MENUA, memasuki usia senja, pasti tak terelakkan, dalam hitungan. Tapi banyak jebakan yang harus dihindari, stereotipe sosial tentang orang berusia tua, kecenderungan kita menghukum diri sendiri dengan kepantasan yang kadang jadi konvensi kuno, tuntutan untuk tak lagi terlalu ngoyo menjadi diri sendiri, adalah beberapa hal yang bisa disebutkan.
Saya teringat sajak Amy Lowell (1874-1925). Penyair besar Amerika ini tak terlalu panjang usianya. Tapi jejak kehidupan perempuan, kelahiran Brooklyn, Masssachusetts, yang meninggal di kota yang sama pada usia 51 tahun ini panjang dan dalam.
Sajak-sajaknya, antara lain yang saya diterjemahkan di bawah ini, mengingatkan saya kata-kata penyair Italia, Salvatore Quasimodo, peraih anugerah Nobel Sastra 1959, “politisi menyuruh orang berani menentang mati, penyair mendorong orang berani mengarung hidup.’

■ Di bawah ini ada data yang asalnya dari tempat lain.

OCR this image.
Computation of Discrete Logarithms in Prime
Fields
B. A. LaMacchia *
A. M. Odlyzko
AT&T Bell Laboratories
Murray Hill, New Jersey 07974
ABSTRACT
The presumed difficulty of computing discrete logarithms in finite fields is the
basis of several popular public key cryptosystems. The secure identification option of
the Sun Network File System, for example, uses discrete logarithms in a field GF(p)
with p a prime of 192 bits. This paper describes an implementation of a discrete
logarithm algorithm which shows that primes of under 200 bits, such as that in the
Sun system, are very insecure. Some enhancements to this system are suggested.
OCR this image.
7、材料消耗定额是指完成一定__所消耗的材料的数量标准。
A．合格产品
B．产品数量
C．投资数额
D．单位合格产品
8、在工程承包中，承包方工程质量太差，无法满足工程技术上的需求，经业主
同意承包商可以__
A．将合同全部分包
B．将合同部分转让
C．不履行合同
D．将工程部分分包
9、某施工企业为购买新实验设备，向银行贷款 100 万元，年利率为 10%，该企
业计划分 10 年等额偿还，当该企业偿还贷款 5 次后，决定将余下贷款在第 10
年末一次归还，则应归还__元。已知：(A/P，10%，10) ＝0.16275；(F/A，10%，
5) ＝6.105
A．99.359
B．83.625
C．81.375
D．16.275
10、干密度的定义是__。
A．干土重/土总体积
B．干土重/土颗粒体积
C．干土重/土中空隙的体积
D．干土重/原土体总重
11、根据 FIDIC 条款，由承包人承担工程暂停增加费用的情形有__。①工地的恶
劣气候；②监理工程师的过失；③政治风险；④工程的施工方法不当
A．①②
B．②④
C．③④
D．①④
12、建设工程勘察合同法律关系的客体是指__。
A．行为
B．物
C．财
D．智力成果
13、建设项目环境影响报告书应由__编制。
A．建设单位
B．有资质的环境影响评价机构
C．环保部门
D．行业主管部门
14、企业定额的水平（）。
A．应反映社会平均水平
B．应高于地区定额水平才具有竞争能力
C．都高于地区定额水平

Pada sajak “Interlude”, Amy Lowell mengajak orang menerima hidup, menikmati apa yang indah yang diberikan oleh kehidupan, tapi juga bersiap menerima dan menghadapi saat ketika segala kebaikan berakhir atau berlalu. Ia katakan: Kukira, ketika tirai turun dan kita tutupkan pintu. Malam akan bersalin pada kelam.

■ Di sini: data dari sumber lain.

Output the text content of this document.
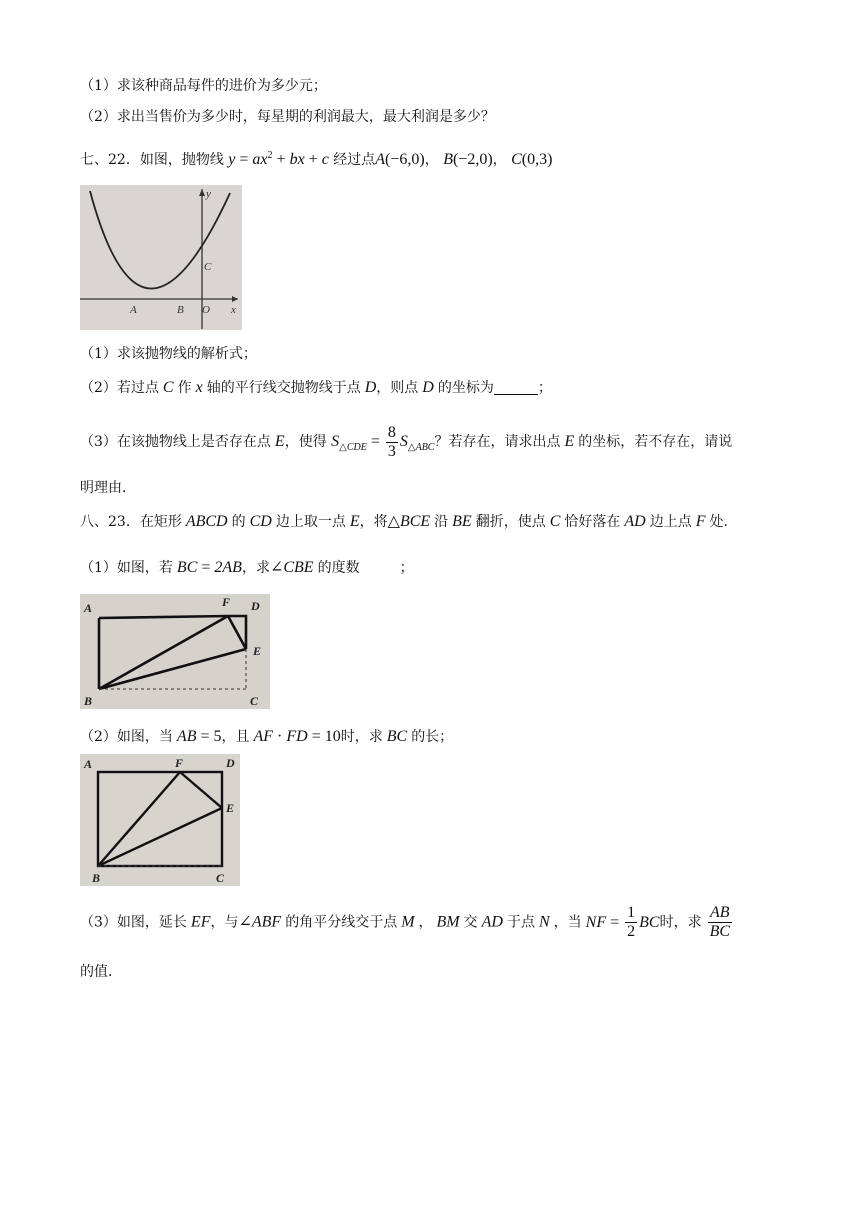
（1）求该种商品每件的进价为多少元；
（2）求出当售价为多少时，每星期的利润最大，最大利润是多少？
七、22．如图，抛物线 $y = ax^2$ + bx + c 经过点A(−6,0)， B(−2,0)， C(0,3)
y
x
A	B
C
O
（1）求该抛物线的解析式；
（2）若过点 C 作 x 轴的平行线交抛物线于点 D，则点 D 的坐标为	；
（3）在该抛物线上是否存在点 E，使得 $S_{\triangle CDE} = \frac{8}{3} S_{\triangle ABC}$？若存在，请求出点 E 的坐标，若不存在，请说
明理由．
八、23．在矩形 ABCD 的 CD 边上取一点 E，将△BCE 沿 BE 翻折，使点 C 恰好落在 AD 边上点 F 处．
（1）如图，若 BC = 2AB，求∠CBE 的度数	；
A	F D
E
B	C
（2）如图，当 AB = 5，且 AF · FD = 10时，求 BC 的长；
A	F	D
E
B	C
（3）如图，延长 EF，与∠ABF 的角平分线交于点 M ， BM 交 AD 于点 N ，当 NF = $\frac{1}{2}$ BC时，求 $\frac{AB}{BC}$
的值．
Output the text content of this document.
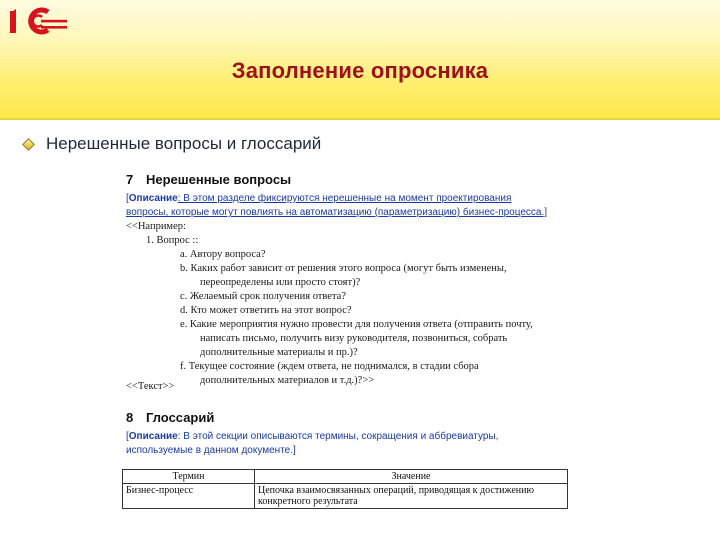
1C
Заполнение опросника
Нерешенные вопросы и глоссарий
7 Нерешенные вопросы
[Описание: В этом разделе фиксируются нерешенные на момент проектирования
вопросы, которые могут повлиять на автоматизацию (параметризацию) бизнес-процесса.]
<<Например:
1. Вопрос ::
a. Автору вопроса?
b. Каких работ зависит от решения этого вопроса (могут быть изменены,
переопределены или просто стоят)?
c. Желаемый срок получения ответа?
d. Кто может ответить на этот вопрос?
e. Какие мероприятия нужно провести для получения ответа (отправить почту,
написать письмо, получить визу руководителя, позвониться, собрать
дополнительные материалы и пр.)?
f. Текущее состояние (ждем ответа, не поднимался, в стадии сбора
дополнительных материалов и т.д.)?>>
<<Текст>>
8 Глоссарий
[Описание: В этой секции описываются термины, сокращения и аббревиатуры,
используемые в данном документе.]
Термин	Значение
Бизнес-процесс	Цепочка взаимосвязанных операций, приводящая к достижению конкретного результата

Tapi, katanya, tidak di ruang dalam. Itulah metafora dari hati atau jiwa. Bait penutup itu mengutuhkan seluruh nilai kebaikan yang hendak ditawarkan oleh penyair.
Interlude
Setuang kue matang sudah terpanggang
Sangrai kacang almon kutabur kutebar;
Ranum strawberi: petik saja hijau mahkotanya
lalu sajikan, membasung, di piring biru-kuning;
Helaian linen telah pun rapi, halus kukelim;
Lalu setelah itu?
Esok, kelak pun sama serupa:
Kue dan buah strawberi,
Jarum menjelujur, masuk keluar sekujur.
Ketika surya tampak indah jatuh pada bata,
Bulan ternyata jauh lebih mempesona,
Sinar silang menembus cabang-cabang plum;
Sang bulan,
Masih bertahan,
Di atas wajahmu.
Engkau berpendar, Sayang,
Engkau dan sang bulan.
Tapi manakah yang sekedar bayang?
Jam sebelas berdentang.
Kukira, ketika tirai turun dan kita tutupkan pintu,
Malam akan bersalin pada kelam.
Tapi tidak di ruang dalam.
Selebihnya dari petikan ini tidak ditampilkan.